J'adorais cette saison, je la trouvais magnifique, malgré le temps qui était aussi instable que moi en pleine descente, je me surprenais souvent à admirer la ville, juste pour le plaisir de voir les couleurs. Assis devant la fenêtre dans mon atelier, et puisque après la folie d'Halloween, la clientèle se faisait plus rare (le calme avant la tempête de Noël), je me permettais de fabriquer de nouvelles farces, un crayon à papier dans la main avec lequel je jouais, j'observais comme un gosse le petit groupe d'artistes de rue, maquillés qui tentaient de gagner un peu d'argent grâce à leur art. Je ne pouvais que les comprendre, d'autant plus que les autres commerçants essayaient depuis plusieurs jours de les faire partir. Joueur, je quittais finalement mon atelier, laissais un mot sur la porte de la boutique indiquant que j'étais dans la rue, je ferais à clé cette dernière pour m'approcher du groupe. Les enfants étaient amusés par leur maquillage de clown, et par le jonglage. Moi aussi d'ailleurs. C'était ce que je faisais le mieux quand mon père et moi faisions ce genre de performance dans les rues. À les regarder, je retombais complètement en enfance. Profitant qu'une balle tombe près de moi, je jouais avec un petit moment avant de la relancer au jongler qui, beau jouer, me lança une autre balle. À deux, nous faisions tourner les six balles, sous les yeux amusés, et impressionnés des petits et des grands. J'étais moi-même impressionné par ma performance, malgré tous les psychotropes dans mon sang, j'étais capable de coordoner mes mouvements, c'était impressionnant.

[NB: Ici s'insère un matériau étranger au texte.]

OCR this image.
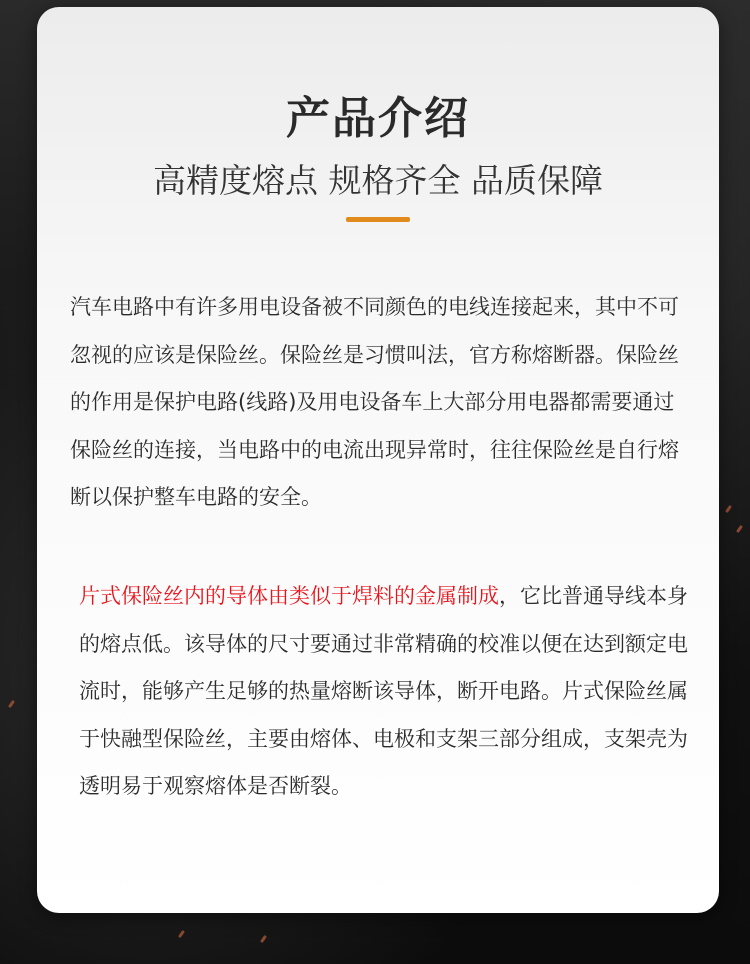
产品介绍
高精度熔点 规格齐全 品质保障
汽车电路中有许多用电设备被不同颜色的电线连接起来，其中不可忽视的应该是保险丝。保险丝是习惯叫法，官方称熔断器。保险丝的作用是保护电路(线路)及用电设备车上大部分用电器都需要通过保险丝的连接，当电路中的电流出现异常时，往往保险丝是自行熔断以保护整车电路的安全。
片式保险丝内的导体由类似于焊料的金属制成，它比普通导线本身的熔点低。该导体的尺寸要通过非常精确的校准以便在达到额定电流时，能够产生足够的热量熔断该导体，断开电路。片式保险丝属于快融型保险丝，主要由熔体、电极和支架三部分组成，支架壳为透明易于观察熔体是否断裂。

Il n'y a rien de plus difficile ?
Je ne leur volais pas la vedette, je jouais avec eux, et puis, s'ils voulaient me donner une partie de leur recette, je n'étais pas contre, le truc était d'assurer le spectacle. J'avais grandi avec ça, je savais ce qu'il fallait faire. Tout en faisant tourner les balles, je les guettais, attendant ce qu'ils avaient à me proposer.